Tendo em vista os encômios que Bolsonaro e sua caterva teceram à ditadura militar, alcunhando-a de “movimento patriótico”, republico texto que escrevi há quase vinte anos e que ratifico integralmente agora. Eis aí:

Em belíssimo artigo publicado nos idos de 2004, o editor Isaac Maciel deu a sua visão do golpe militar que se abateu sobre o Brasil no 1º de abril de 1964. O autor destaca que fala em retrospectiva porque, à época mesma dos acontecimentos, tinha ele apenas três anos de idade.

Não pude reprimir um sentimento de inveja do editor que, infante, não vivenciou o que foram aqueles dias de terror, insegurança, ódio e medo.

Menos feliz que ele, tinha eu já vinte e um anos quando o presidente da República foi deposto e teve início a mais longa ditadura da história nacional. Causa pavor até falar do assunto.

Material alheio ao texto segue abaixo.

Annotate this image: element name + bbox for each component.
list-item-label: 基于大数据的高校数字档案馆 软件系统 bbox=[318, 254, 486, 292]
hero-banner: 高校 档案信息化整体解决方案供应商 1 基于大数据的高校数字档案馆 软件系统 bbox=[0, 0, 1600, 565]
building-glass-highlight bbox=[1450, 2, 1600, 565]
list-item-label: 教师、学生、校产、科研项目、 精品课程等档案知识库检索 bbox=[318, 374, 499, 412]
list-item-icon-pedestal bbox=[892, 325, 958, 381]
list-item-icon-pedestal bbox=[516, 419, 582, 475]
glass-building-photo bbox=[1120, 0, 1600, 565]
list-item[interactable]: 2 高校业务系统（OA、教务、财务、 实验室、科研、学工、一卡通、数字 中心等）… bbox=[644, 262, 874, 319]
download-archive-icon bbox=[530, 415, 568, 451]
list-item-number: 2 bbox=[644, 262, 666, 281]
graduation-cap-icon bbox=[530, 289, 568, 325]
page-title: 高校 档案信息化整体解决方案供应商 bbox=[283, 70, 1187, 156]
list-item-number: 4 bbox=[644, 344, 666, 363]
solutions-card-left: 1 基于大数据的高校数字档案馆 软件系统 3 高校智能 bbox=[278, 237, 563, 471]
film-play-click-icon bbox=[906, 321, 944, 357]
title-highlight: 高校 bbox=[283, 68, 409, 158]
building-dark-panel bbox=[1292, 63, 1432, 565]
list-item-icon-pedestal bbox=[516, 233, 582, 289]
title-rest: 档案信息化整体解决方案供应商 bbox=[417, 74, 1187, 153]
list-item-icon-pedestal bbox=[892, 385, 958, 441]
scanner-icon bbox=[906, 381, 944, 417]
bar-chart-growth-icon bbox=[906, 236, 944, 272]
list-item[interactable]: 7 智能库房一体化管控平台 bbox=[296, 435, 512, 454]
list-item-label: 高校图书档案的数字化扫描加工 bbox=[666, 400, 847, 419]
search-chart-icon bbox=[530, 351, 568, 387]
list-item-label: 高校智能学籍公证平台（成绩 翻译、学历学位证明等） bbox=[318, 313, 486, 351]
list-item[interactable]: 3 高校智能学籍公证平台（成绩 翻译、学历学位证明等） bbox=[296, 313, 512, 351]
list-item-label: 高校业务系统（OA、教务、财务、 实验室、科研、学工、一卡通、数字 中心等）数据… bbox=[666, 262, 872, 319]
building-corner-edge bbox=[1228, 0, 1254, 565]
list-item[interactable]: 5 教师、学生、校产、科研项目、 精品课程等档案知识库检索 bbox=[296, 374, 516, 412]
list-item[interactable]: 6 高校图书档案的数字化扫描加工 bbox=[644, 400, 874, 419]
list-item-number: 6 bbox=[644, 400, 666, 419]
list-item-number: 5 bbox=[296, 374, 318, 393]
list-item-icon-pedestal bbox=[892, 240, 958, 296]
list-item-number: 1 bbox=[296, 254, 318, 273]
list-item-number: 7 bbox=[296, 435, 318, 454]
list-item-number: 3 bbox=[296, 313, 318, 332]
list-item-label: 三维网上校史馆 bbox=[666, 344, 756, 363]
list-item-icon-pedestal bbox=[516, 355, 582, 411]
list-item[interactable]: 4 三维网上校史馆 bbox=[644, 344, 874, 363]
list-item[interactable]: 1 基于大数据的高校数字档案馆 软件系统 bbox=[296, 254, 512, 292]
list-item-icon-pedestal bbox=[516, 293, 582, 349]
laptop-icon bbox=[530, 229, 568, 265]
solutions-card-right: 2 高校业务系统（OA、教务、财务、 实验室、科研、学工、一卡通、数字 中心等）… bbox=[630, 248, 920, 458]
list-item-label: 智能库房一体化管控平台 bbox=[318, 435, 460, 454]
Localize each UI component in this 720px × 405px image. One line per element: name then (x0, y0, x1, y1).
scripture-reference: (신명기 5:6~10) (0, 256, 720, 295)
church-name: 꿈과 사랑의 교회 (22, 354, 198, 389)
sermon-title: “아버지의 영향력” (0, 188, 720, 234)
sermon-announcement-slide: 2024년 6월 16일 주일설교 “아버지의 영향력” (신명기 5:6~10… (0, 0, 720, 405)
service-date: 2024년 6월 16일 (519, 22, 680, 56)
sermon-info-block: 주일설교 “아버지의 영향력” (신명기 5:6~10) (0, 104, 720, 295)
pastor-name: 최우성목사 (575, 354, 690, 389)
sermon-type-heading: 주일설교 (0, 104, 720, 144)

Em três pontos básicos se sustentava a doutrina dos militares no poder: eram eles os únicos com patriotismo suficiente para amar o Brasil; igualmente, eram os únicos imunizados contra o vírus da corrupção; e, last but not least, cultivavam um ferrenho anticomunismo que beirava a histeria.

Dessa tolice tripartite surgiu um regime que feriu de morte os anseios libertários do povo e que, não satisfeito com a quebra da normalidade constitucional, conseguiu se auto-superar nos idos de 1968, em cujo dezembro veio à luz o mais execrável instrumento da opressão: o Ato Institucional número 5, o AI-5, como era carinhosamente chamado na intimidade dos “juristas” a serviço da nova ordem.

Uma das vezes em que fui detido, levaram-me para o quartel do Grupamento de Elementos de Fronteira – GEF, que ficava na ilha de São Vicente. Ali, um major carrancudo, com umas pintas (vermelhas, por incrível que pareça) espalhadas pela face, depois de nos humilhar, a mim e ao companheiro que também participava da sessão, concluiu com um tom apocalíptico: “se eu confirmar que vocês são mesmo comunistas, vou mandar matá-los”. Felizmente, para nós, os arquivos do Partidão nunca primaram pela organização (por motivos óbvios) e, também, o famigerado SNI ainda não havia atingido os níveis excelentes de arapongagem a que depois foi alçado.

Tristes tempos. A única válvula de escape era a mangoça, a ironia, e com que avidez buscávamos os exemplares do Pasquim, semanário que, entre um e outro empastelamento, conseguia, com graça, traduzir os nossos  sentimentos de revolta. Lembro-me da manchete do exemplar que surgiu depois de a redação do jornal ter sido virada e revirada por uma blitz policial: “O bom de ser culto é que a gente vai levando pau latinamente”.

Passou. Felizmente passou, porém, como diz o cancioneiro popular, “quem ofende sempre esquece o que fez, mas quem sofre não esquece”. E é bom que não esqueça mesmo, até para impedir a repetição da ofensa. Se não, o monstro pode reviver. Não digo que com a mesma forma, pois, afinal de contas, o clima golpista dos anos 60, CIA à frente, parece estar superado. Mas, o que dizer do terrorismo penal? Com ele, reputações têm sido enxovalhadas, num espetáculo de publicidade circense, desrespeitando-se descaradamente o princípio da presunção de inocência.

Vinicius de Moraes advertiria: “Aí, então, é preciso ter cuidado”.